Following the release of documents from the Clinton library last week in which it appears United States Supreme Court Nominee Elena Kagan equated the National Rifle Association (NRA) to the Ku Klux Klan (KKK), NSSF has become increasingly concerned about the nominee’s views on firearms issues and her temperament to serve on the high court. The White House has subsequently denied the charge, which appeared in National Review Magazine; however, even if Ms. Kagan did not intend to directly equate the NRA to the KKK, she did undeniably list the NRA as a "bad guy” organization.
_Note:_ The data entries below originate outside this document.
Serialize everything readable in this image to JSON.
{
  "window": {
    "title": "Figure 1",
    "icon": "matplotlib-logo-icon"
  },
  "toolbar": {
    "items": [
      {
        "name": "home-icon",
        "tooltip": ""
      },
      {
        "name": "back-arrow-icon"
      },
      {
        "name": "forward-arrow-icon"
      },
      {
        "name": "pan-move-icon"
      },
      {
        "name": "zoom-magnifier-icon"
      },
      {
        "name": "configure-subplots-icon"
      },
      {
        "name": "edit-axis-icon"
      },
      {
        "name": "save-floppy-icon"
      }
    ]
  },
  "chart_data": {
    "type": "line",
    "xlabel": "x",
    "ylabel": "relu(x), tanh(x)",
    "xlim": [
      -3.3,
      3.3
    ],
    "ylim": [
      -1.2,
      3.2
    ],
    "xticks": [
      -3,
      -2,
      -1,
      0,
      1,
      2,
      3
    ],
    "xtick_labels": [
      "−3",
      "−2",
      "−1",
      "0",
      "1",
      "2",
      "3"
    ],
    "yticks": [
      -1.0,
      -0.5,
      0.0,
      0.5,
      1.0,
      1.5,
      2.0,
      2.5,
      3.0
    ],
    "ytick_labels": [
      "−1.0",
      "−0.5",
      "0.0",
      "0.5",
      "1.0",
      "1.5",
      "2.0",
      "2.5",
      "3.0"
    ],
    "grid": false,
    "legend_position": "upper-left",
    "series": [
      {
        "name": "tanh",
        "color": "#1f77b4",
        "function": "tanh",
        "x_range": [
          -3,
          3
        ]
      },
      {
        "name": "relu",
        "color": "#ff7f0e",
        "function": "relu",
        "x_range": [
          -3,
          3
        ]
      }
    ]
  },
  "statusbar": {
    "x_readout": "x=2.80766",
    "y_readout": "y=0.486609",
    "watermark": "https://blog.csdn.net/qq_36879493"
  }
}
What is becoming increasingly clear, including considering other earlier-released documents, is that Nominee Kagan appears to have been in the thick of anti-gun policy discussions during the Clinton administration and was in fact hostile to the view that the Second Amendment protects an individual constitutional right to keep and bear arms. This might explain, in part, why she would seemingly equate the premier civil rights organization fighting to protect and defend the individual right to keep and bear arms to a group, the KKK, that seeks to suppress the constitutionally protected civil rights of minorities. That her view on the Second Amendment was so wrong during her days clerking for Justice Thurgood Marshall, in light of the history detailed by the Supreme Court decision in the Heller case, raises more questions for us about her qualifications and temperament. Even The NY Times on Saturday described her as "a savvy, sharp-elbowed and sometimes salty-tongued lawyer at ease with politics, policy and bureaucratic infighting.”
NSSF will be closely monitoring the nominee's responses on these issues during the Senate Judiciary Committee confirmation hearings this summer.